Part 52 (2/2)
”Don't say that for politeness' sake! Here I have been for ten days and you have not stirred a foot to see me.”
”I didn't know you were in town till this morning, and just as you came I was putting on my bonnet to go and see you.”
”Are you telling the truth?”
”Yes; positively I am.”
”Well, I am glad you felt disposed to see me. After my uncle, you and Charon are all I cared anything about meeting here. Bless your dear, solemn, gray eyes! how often I have wanted to see you!”
The impulsive girl threw her arms round Beulah's neck, and kissed her repeatedly.
”Be quiet, and let me look at you. Oh, Pauline, how beautiful you have grown!” cried Beulah, who could not forbear expressing the admiration she felt.
”Yes; the artists in Florence raved considerably about ray beauty. I can't tell you the number of times I sat for my portrait. It is very pleasant to be pretty; I enjoy it amazingly,” said she, with all the candor which had characterized her in childhood; and, with a vigorous squeeze of Beulah's hand, she continued:
”I was astonished when I came, and found that you had left Uncle Guy, and were teaching little ragged, dirty children their A B C's.
What possessed you to do such a silly thing?”
”Duty, my dear Pauline.”
”Oh, for Heaven's sake, don't begin about duty. Ernest--” She paused, a rich glow swept over her face, and, shaking back her curls, she added:
”You must quit all this. I say you must!”
”I see you are quite as reckless and scatter-brained as ever,”
answered Beulah, smiling at her authoritative tone.
”No; I positively am not the fool Uncle Guy used to think me. I have more sense than people give me credit for, though I dare say I shall find you very skeptical on the subject. Beulah, I know very well why you took it into your wise head to be a teacher. You were unwilling to usurp what you considered my place in Uncle Guy's home and heart.
You need not straighten yourself in that ungraceful way. I know perfectly well it is the truth; but I am no poor, suffering, needy innocent, that you should look after. I am well provided for, and don't intend to take one cent of Uncle Guy's money, so you might just as well have the benefit of it. I know, too, that you and ma did not exactly adore each other. I understand all about that old skirmis.h.i.+ng. But things have changed very much, Beulah; so you must quit this horrid nonsense about working and being independent.”
”How you do rattle on about things you don't comprehend!” laughed Beulah.
”Come, don't set me down for a simpleton! I tell you I am in earnest! You must come back to Uncle Guy!”
”Pauline, it is worse than useless to talk of this matter. I decided long ago as to what I ought to do, and certainly shall not change my opinion now. Tell me what you saw in Europe.”
”Why, has not Eugene told you all you wish to know? Apropos! I saw him at a party last night, playing the devoted to that little beauty, Netta Dupres. We were all in Paris at the same time. I don't fancy her; she is too insufferably vain and affected. It is my opinion that she is flirting with Eugene, which must be quite agreeable to you. Oh, I tell you, Beulah, I could easily put her mind, heart, and soul in my thimble!”
”I did not ask your estimate of Miss Dupres. I want to know something of your European tour. I see Eugene very rarely.”

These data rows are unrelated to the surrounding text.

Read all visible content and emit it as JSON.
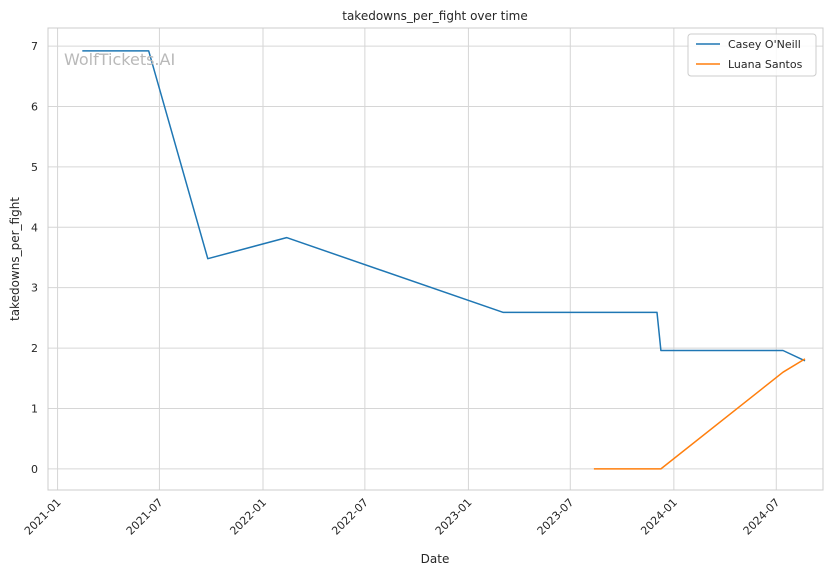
{
  "chart_data": {
    "type": "line",
    "title": "takedowns_per_fight over time",
    "xlabel": "Date",
    "ylabel": "takedowns_per_fight",
    "watermark": "WolfTickets.AI",
    "grid": true,
    "legend_position": "top-right",
    "x_ticks": [
      "2021-01",
      "2021-07",
      "2022-01",
      "2022-07",
      "2023-01",
      "2023-07",
      "2024-01",
      "2024-07"
    ],
    "y_ticks": [
      0,
      1,
      2,
      3,
      4,
      5,
      6,
      7
    ],
    "ylim": [
      -0.35,
      7.3
    ],
    "xlim": [
      "2020-12-15",
      "2024-09-22"
    ],
    "series": [
      {
        "name": "Casey O'Neill",
        "color": "#1f77b4",
        "points": [
          {
            "x": "2021-02-14",
            "y": 6.92
          },
          {
            "x": "2021-06-12",
            "y": 6.92
          },
          {
            "x": "2021-09-25",
            "y": 3.48
          },
          {
            "x": "2022-02-12",
            "y": 3.83
          },
          {
            "x": "2023-03-04",
            "y": 2.59
          },
          {
            "x": "2023-12-02",
            "y": 2.59
          },
          {
            "x": "2023-12-09",
            "y": 1.96
          },
          {
            "x": "2024-07-13",
            "y": 1.96
          },
          {
            "x": "2024-08-21",
            "y": 1.79
          }
        ]
      },
      {
        "name": "Luana Santos",
        "color": "#ff7f0e",
        "points": [
          {
            "x": "2023-08-12",
            "y": 0.0
          },
          {
            "x": "2023-12-09",
            "y": 0.0
          },
          {
            "x": "2024-07-13",
            "y": 1.6
          },
          {
            "x": "2024-08-21",
            "y": 1.82
          }
        ]
      }
    ]
  }
}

”Oh, of course we went to see all the sights, and very stupid it was. Mr. Lockhart scolded continually about my want of taste and appreciation, because I did not utter all the interjections of delight and astonishment over old, tumbledown ruins, and genuine 'masterpieces' of art, as he called them. Upon my word, I have been tired almost to death, when he and ma descanted by the hour on the 'inimitable, and transcendent, and entrancing' beauties and glories of old pictures, that were actually so black with age that they looked like daubs of tar, and I could not tell whether the figures were men or women, archangels or cow drivers. Some things I did enjoy; such as the Alps, and the Mediterranean, and St. Peter's, and Westminster Abbey, and some of the German cathedrals. But as to keeping my finger on the guide-book and committing all the ecstasy to memory, to spout out just at the exact moment when I saw nothing to deserve it, why, that is all fudge. I tell you there is nothing in all Europe equal to our Niagara! I was heartily glad to come home, though I enjoyed some things amazingly.”
”How is Mr. Lockhart's health?”
”Very poor, I am sorry to say. He looks so thin and pale I often tell him he would make quite as good a pictured saint as any we saw abroad.”